①議決権51%以上を一スポンサーもしくは一個人オーナーが保持
②デジタルメディア(SNS)を軽視している
③育成型クラブにほど遠い
④営業活動等が上から目線の姿勢。チャレンジャーとは正反対の勘違い
⑤多種目どころかサッカーしか有していない
 という事になります。皆さんの地元クラブは該当していないでしょうねぇ。それにしても51%ルールいいですね。思うに、未来のJクラブはこの51%ルールを、クラブライセンスのように導入堅持すべきです。一スポンサーもしくは一オーナーにより偏った経営になっていてはその時代はしのげても、いつか破たんするのではないでしょうか。広く堅い経営構造が100年継続させるのでは。
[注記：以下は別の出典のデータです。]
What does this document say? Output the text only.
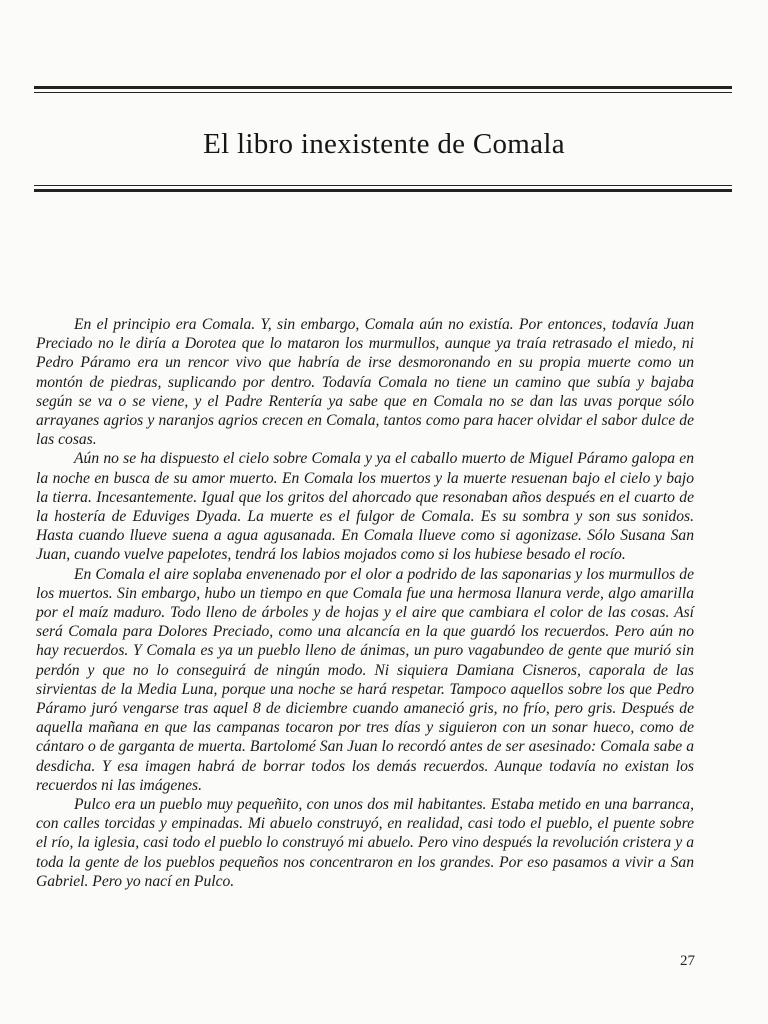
El libro inexistente de Comala

En el principio era Comala. Y, sin embargo, Comala aún no existía. Por entonces, todavía Juan Preciado no le diría a Dorotea que lo mataron los murmullos, aunque ya traía retrasado el miedo, ni Pedro Páramo era un rencor vivo que habría de irse desmoronando en su propia muerte como un montón de piedras, suplicando por dentro. Todavía Comala no tiene un camino que subía y bajaba según se va o se viene, y el Padre Rentería ya sabe que en Comala no se dan las uvas porque sólo arrayanes agrios y naranjos agrios crecen en Comala, tantos como para hacer olvidar el sabor dulce de las cosas.

Aún no se ha dispuesto el cielo sobre Comala y ya el caballo muerto de Miguel Páramo galopa en la noche en busca de su amor muerto. En Comala los muertos y la muerte resuenan bajo el cielo y bajo la tierra. Incesantemente. Igual que los gritos del ahorcado que resonaban años después en el cuarto de la hostería de Eduviges Dyada. La muerte es el fulgor de Comala. Es su sombra y son sus sonidos. Hasta cuando llueve suena a agua agusanada. En Comala llueve como si agonizase. Sólo Susana San Juan, cuando vuelve papelotes, tendrá los labios mojados como si los hubiese besado el rocío.

En Comala el aire soplaba envenenado por el olor a podrido de las saponarias y los murmullos de los muertos. Sin embargo, hubo un tiempo en que Comala fue una hermosa llanura verde, algo amarilla por el maíz maduro. Todo lleno de árboles y de hojas y el aire que cambiara el color de las cosas. Así será Comala para Dolores Preciado, como una alcancía en la que guardó los recuerdos. Pero aún no hay recuerdos. Y Comala es ya un pueblo lleno de ánimas, un puro vagabundeo de gente que murió sin perdón y que no lo conseguirá de ningún modo. Ni siquiera Damiana Cisneros, caporala de las sirvientas de la Media Luna, porque una noche se hará respetar. Tampoco aquellos sobre los que Pedro Páramo juró vengarse tras aquel 8 de diciembre cuando amaneció gris, no frío, pero gris. Después de aquella mañana en que las campanas tocaron por tres días y siguieron con un sonar hueco, como de cántaro o de garganta de muerta. Bartolomé San Juan lo recordó antes de ser asesinado: Comala sabe a desdicha. Y esa imagen habrá de borrar todos los demás recuerdos. Aunque todavía no existan los recuerdos ni las imágenes.

Pulco era un pueblo muy pequeñito, con unos dos mil habitantes. Estaba metido en una barranca, con calles torcidas y empinadas. Mi abuelo construyó, en realidad, casi todo el pueblo, el puente sobre el río, la iglesia, casi todo el pueblo lo construyó mi abuelo. Pero vino después la revolución cristera y a toda la gente de los pueblos pequeños nos concentraron en los grandes. Por eso pasamos a vivir a San Gabriel. Pero yo nací en Pulco.

27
よく、見てくれが良くても根が張れていなければ、強風が吹いたらすぐに倒れてしまう。見てくれが悪くても、しっかり地域に根が張れていれば、台風が来てもびくともしないとよく書きましたね。

 ドルトムントのもう一つの文化があります。それはサポーター。サポーターが座るゴール裏は「黄色い壁」。日立台にも柏熱地帯が黄色い壁ですが、規模が違います。確かかなり格安な料金なので、誰でもあそこへ行けるが、競争が激しいんじゃなかったかな。いいですね、黄色い壁。いつか本場ドイツの元祖黄色い壁に行ってみたいものです。